Numerical Simulation of Moisture Diffusion in the Microstructure of Asphalt Mixtures

• Published in: Materials Vol. 16; no. 6; p. 2504
• Main Authors: Tu, Chongzhi, Luo, Rong, Huang, Tingting
• Format: Journal Article
• Language: English
• Published: Switzerland MDPI AG 21.03.2023; MDPI
• Subjects: Aggregates; Analysis; Asphalt mixes; asphalt mxiture; Asphalt pavements; Concentration gradient; Diffusion; Laboratory tests; Mathematical models; moisture diffusion; Moisture effects; Numerical analysis; Numerical models; Parameters; Particle size; Porous materials; Simulation; Simulation methods; Software; Water chemistry; Water damage; Water vapor; water vapour concentrations; China; asphalt mxiture; water vapour concentrations; moisture diffusion
• ISSN: 1996-1944; 1996-1944
• DOI: 10.3390/ma16062504

Laboratory tests were carried out in accordance with ASTM C664-10(2020) to measure diffusion parameters in an asphalt mixture.
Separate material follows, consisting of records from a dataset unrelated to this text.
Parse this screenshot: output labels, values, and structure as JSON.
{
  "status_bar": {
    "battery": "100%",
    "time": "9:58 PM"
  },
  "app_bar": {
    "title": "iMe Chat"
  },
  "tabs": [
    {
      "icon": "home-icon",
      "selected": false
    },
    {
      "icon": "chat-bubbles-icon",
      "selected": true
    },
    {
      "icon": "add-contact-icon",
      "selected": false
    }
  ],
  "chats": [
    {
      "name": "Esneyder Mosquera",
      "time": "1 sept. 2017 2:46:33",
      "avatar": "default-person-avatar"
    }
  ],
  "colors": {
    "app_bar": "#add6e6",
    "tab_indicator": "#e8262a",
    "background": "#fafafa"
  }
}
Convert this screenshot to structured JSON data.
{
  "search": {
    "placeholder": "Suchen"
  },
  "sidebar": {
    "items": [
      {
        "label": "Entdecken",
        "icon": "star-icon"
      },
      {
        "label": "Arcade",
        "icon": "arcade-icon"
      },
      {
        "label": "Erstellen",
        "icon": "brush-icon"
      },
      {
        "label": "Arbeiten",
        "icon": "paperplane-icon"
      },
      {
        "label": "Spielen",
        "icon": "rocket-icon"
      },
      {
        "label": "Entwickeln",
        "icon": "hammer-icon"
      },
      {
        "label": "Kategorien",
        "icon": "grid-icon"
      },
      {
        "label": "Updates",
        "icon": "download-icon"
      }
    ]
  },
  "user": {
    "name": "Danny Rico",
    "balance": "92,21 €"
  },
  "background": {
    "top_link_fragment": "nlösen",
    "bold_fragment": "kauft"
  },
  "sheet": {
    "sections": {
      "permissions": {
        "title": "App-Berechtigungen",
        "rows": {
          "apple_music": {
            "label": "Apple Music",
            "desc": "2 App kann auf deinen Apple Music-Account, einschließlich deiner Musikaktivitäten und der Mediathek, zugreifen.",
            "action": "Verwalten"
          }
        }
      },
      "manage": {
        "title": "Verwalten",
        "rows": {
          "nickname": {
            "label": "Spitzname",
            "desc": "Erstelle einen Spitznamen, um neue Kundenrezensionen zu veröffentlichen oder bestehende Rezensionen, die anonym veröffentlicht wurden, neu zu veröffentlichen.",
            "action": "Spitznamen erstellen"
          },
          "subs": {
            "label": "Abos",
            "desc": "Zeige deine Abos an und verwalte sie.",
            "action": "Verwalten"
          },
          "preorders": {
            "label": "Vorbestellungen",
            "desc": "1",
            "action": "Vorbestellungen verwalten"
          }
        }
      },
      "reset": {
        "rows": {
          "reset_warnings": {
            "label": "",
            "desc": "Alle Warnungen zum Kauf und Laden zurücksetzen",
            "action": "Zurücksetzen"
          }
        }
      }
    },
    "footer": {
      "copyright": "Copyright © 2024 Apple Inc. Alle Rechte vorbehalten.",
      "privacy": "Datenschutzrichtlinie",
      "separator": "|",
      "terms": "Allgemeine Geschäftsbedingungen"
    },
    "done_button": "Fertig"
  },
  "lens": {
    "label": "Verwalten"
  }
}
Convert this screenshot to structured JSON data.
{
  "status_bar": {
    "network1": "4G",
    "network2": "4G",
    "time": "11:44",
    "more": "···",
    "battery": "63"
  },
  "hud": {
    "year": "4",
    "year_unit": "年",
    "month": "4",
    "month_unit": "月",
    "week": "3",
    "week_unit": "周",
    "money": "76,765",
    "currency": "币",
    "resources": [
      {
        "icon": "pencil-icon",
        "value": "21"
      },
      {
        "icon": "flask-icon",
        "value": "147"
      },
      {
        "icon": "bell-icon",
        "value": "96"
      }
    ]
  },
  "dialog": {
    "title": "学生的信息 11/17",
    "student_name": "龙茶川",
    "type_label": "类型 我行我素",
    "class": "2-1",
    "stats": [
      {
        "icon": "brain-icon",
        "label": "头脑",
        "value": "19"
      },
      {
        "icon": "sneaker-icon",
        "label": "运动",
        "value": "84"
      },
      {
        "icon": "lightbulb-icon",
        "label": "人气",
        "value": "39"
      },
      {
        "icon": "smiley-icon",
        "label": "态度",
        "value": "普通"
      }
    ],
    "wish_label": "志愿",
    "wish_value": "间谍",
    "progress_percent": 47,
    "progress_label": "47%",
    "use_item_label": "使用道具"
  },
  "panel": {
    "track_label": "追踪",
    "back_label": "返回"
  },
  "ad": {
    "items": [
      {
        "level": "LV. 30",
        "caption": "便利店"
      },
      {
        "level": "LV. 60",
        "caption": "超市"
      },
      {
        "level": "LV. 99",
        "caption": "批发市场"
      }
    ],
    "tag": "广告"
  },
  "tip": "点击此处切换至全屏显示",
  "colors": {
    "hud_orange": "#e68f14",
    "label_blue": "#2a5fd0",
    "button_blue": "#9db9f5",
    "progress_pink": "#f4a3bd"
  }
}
These diffusion parameters are effective measures for use in asphalt mixtures. However, the tests could not provide detailed images of the water vapour distribution in the asphalt mixture. To solve this problem, this study provides a method for establishing a numerical model of moisture diffusion in an asphalt mixture, and gives a more detailed picture of the water vapour movement inside the asphalt mixture. Through numerical simulation results obtained under different external conditions, it was demonstrated that water molecules were mainly concentrated in medium III after 100 days of diffusion. After 1000 days of diffusion, the water molecules gradually penetrated the asphalt film in the aggregate particles. Additionally, the water vapour concentrations in the asphalt mixture varied significantly from spot to spot, and various concentration gradients were formed at different locations. These findings revealed that water vapour concentrations in an asphalt mixture vary significantly from spot to spot, forming various concentration gradients at different locations. These findings will be helpful in revealing the mechanism of water damage caused by moisture in asphalt mixtures.